The nationwide debate is a divisive subject among blue-collar and professional workers that crosses racial lines and certainly both sides of the political spectrum.
Currently, the minimum wage in California is $10 per hour. In Long Beach, the rate will rise to $10.50 per hour on Jan. 1, 2017.
Long Beach Mayor Robert Garcia, a former LBCC teacher and public relations director, and the City Council should be commended for helping student and the rest of the population receive a pay raise.
Gov. Jerry Brown’s campaign to raise the minimum wage statewide was spearheaded by the Service Employee’s International Union representing healthcare workers and caregivers.
When the Long Beach Economic Development Commission decided to support raising the minimum to $13 over five years, that was a much needed boost for residents working and living on minimum wage.

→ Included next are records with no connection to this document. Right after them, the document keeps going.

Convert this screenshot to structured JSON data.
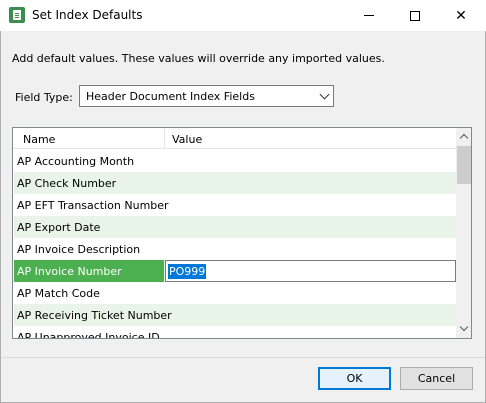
{
  "window": {
    "title": "Set Index Defaults",
    "minimize_icon": "minimize-icon",
    "maximize_icon": "maximize-icon",
    "close_glyph": "✕"
  },
  "instruction": "Add default values. These values will override any imported values.",
  "field_type": {
    "label": "Field Type:",
    "selected": "Header Document Index Fields"
  },
  "grid": {
    "columns": [
      "Name",
      "Value"
    ],
    "rows": [
      {
        "name": "AP Accounting Month",
        "value": ""
      },
      {
        "name": "AP Check Number",
        "value": ""
      },
      {
        "name": "AP EFT Transaction Number",
        "value": ""
      },
      {
        "name": "AP Export Date",
        "value": ""
      },
      {
        "name": "AP Invoice Description",
        "value": ""
      },
      {
        "name": "AP Invoice Number",
        "value": "PO999"
      },
      {
        "name": "AP Match Code",
        "value": ""
      },
      {
        "name": "AP Receiving Ticket Number",
        "value": ""
      },
      {
        "name": "AP Unapproved Invoice ID",
        "value": ""
      }
    ],
    "selected_row": "AP Invoice Number",
    "alt_row_color": "#e8f4e8",
    "selected_color": "#4caf50"
  },
  "buttons": {
    "ok": "OK",
    "cancel": "Cancel"
  },
  "colors": {
    "accent": "#0078d7"
  }
}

President Obama since 2013 has pressed for an increase to the national minimum wage: “Of course, nothing helps families make ends meet like higher wages. …
“And to everyone in this Congress who still refuses to raise the minimum wage, I say this, if you truly believe you could work full-time and support a family on less than $15,000 a year, go try it and if not, vote to give millions of the hardest-working people in America a raise,” Obama said in his State of the Union address Jan. 20, 2015.
Another side to the issue of raising the minimum wage exists. Many economists, including the Congressional Budget Office, a non-partisan think tank for the White House, has said 500,000 jobs could be lost if the minimum wage were increased to $15 per hour.
While people make valid arguments for both sides of the issue, the minimum wage should be increased. The process to make decisions that may help the country cannot be clouded by our inability to try to make things work.